As ocorrências foram registradas na zona rural dos distritos de Tiquaruçu e Humildes. No primeiro caso, criminosos invadiram uma fazenda na localidade de Malhada Nova, em Tiquaruçu, cortaram a cerca da propriedade e abateram um boi de aproximadamente 17 arrobas. No local foram deixados apenas a cabeça, as vísceras e as patas do animal.
Já em Humildes, uma vaca prenha foi abatida dentro do pasto de uma fazenda na região de Areia Fina. Os criminosos retiraram toda a carne e abandonaram a cabeça, os pés, o couro e até o feto do animal. O prejuízo estimado pelo proprietário é de cerca de R$ 6,5 mil.
As vítimas registraram boletins de ocorrência na Polícia Civil e também levaram a situação ao conhecimento do comandante do Comando de Policiamento Regional Leste (CPRL), coronel Muller.
Embora os casos tenham ocorrido em Feira de Santana, o problema não é isolado. Nos últimos anos, produtores rurais de diversos municípios do Recôncavo Baiano vêm denunciando ações semelhantes. Entre as cidades mais citadas estão Santo Amaro, São Sebastião do Passé, Terra Nova, Amélia Rodrigues, Teodoro Sampaio, São Gonçalo dos Campos e São Francisco do Conde.
O modo de agir costuma ser parecido. Os criminosos invadem as propriedades durante a madrugada, realizam o abate dos animais no próprio local e levam apenas a carne, deixando espalhados cabeças, couro, vísceras e outros restos. Em muitos casos, a ação é rápida e ocorre em áreas afastadas das sedes das fazendas.
A suspeita entre produtores e entidades do setor agropecuário é de que exista uma rede de receptação responsável por colocar essa carne no mercado clandestino. Além do prejuízo econômico para os pecuaristas, a situação levanta um alerta para a saúde pública.

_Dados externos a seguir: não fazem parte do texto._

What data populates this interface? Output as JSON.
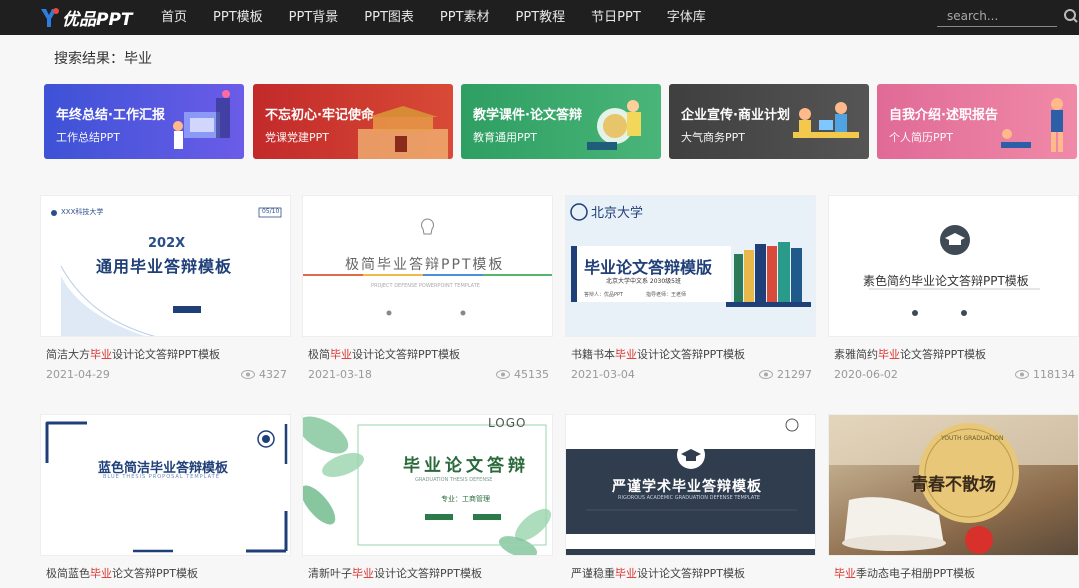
{
  "header": {
    "logo_text": "优品PPT",
    "nav": [
      "首页",
      "PPT模板",
      "PPT背景",
      "PPT图表",
      "PPT素材",
      "PPT教程",
      "节日PPT",
      "字体库"
    ],
    "search_placeholder": "search...",
    "search_icon": "search-icon"
  },
  "result": {
    "label": "搜索结果：毕业"
  },
  "categories": [
    {
      "title": "年终总结·工作汇报",
      "sub": "工作总结PPT",
      "color": "#4a5fd8"
    },
    {
      "title": "不忘初心·牢记使命",
      "sub": "党课党建PPT",
      "color": "#c9302c"
    },
    {
      "title": "教学课件·论文答辩",
      "sub": "教育通用PPT",
      "color": "#3aa56a"
    },
    {
      "title": "企业宣传·商业计划",
      "sub": "大气商务PPT",
      "color": "#4a4a4a"
    },
    {
      "title": "自我介绍·述职报告",
      "sub": "个人简历PPT",
      "color": "#e87a9a"
    }
  ],
  "cards": [
    {
      "pre": "简洁大方",
      "hl": "毕业",
      "post": "设计论文答辩PPT模板",
      "date": "2021-04-29",
      "views": "4327",
      "thumb": {
        "school": "XXX科技大学",
        "page": "05/10",
        "big": "202X",
        "title": "通用毕业答辩模板"
      }
    },
    {
      "pre": "极简",
      "hl": "毕业",
      "post": "设计论文答辩PPT模板",
      "date": "2021-03-18",
      "views": "45135",
      "thumb": {
        "title": "极简毕业答辩PPT模板",
        "sub": "PROJECT DEFENSE POWERPOINT TEMPLATE"
      }
    },
    {
      "pre": "书籍书本",
      "hl": "毕业",
      "post": "设计论文答辩PPT模板",
      "date": "2021-03-04",
      "views": "21297",
      "thumb": {
        "school": "北京大学",
        "title": "毕业论文答辩模版",
        "sub": "北京大学中文系 2030级5班",
        "info1": "答辩人：优品PPT",
        "info2": "指导老师：王老师"
      }
    },
    {
      "pre": "素雅简约",
      "hl": "毕业",
      "post": "论文答辩PPT模板",
      "date": "2020-06-02",
      "views": "118134",
      "thumb": {
        "title": "素色简约毕业论文答辩PPT模板"
      }
    },
    {
      "pre": "极简蓝色",
      "hl": "毕业",
      "post": "论文答辩PPT模板",
      "date": "",
      "views": "",
      "thumb": {
        "title": "蓝色简洁毕业答辩模板",
        "sub": "BLUE THESIS PROPOSAL TEMPLATE"
      }
    },
    {
      "pre": "清新叶子",
      "hl": "毕业",
      "post": "设计论文答辩PPT模板",
      "date": "",
      "views": "",
      "thumb": {
        "logo": "LOGO",
        "title": "毕业论文答辩",
        "sub": "GRADUATION THESIS DEFENSE",
        "major": "专业：工商管理"
      }
    },
    {
      "pre": "严谨稳重",
      "hl": "毕业",
      "post": "设计论文答辩PPT模板",
      "date": "",
      "views": "",
      "thumb": {
        "title": "严谨学术毕业答辩模板",
        "sub": "RIGOROUS ACADEMIC GRADUATION DEFENSE TEMPLATE"
      }
    },
    {
      "pre": "",
      "hl": "毕业",
      "post": "季动态电子相册PPT模板",
      "date": "",
      "views": "",
      "thumb": {
        "title": "青春不散场",
        "ring": "YOUTH GRADUATION"
      }
    }
  ]
}
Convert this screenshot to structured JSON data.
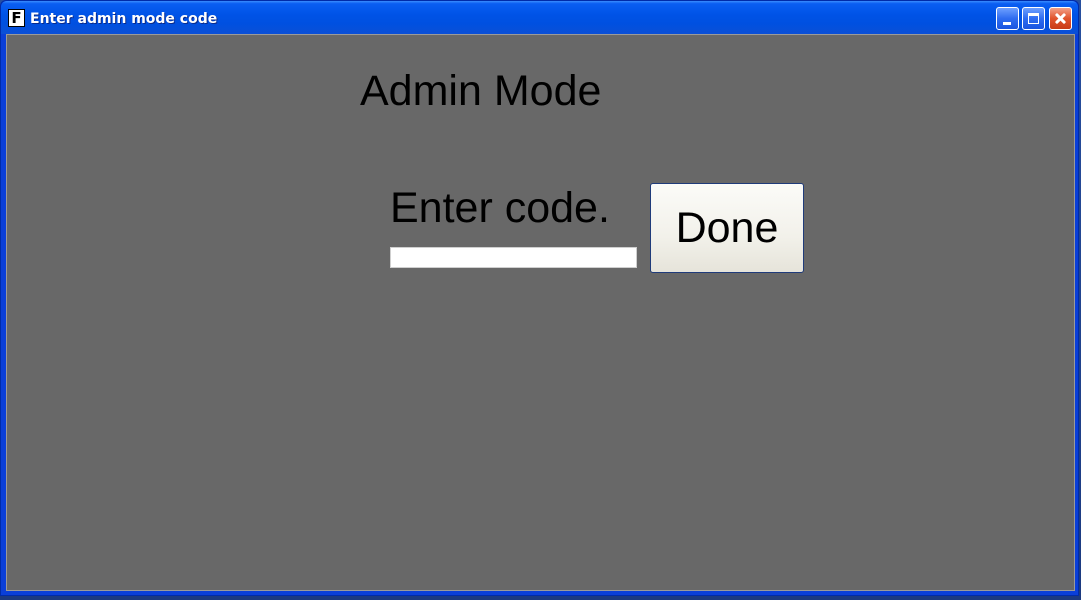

Sem qualquer inspeção sanitária, controle de origem ou fiscalização dos órgãos competentes, parte dessa carne pode chegar ao consumidor de forma irregular, representando riscos à população.
Diante do avanço dos casos, sindicatos rurais, associações de produtores e entidades ligadas ao agronegócio têm cobrado maior fiscalização sobre a comercialização de carne, além da criação de estruturas permanentes de policiamento rural especializado para reforçar a segurança nas propriedades do interior.
A Polícia Civil investiga os dois casos registrados em Feira de Santana e busca identificar os responsáveis pelos crimes.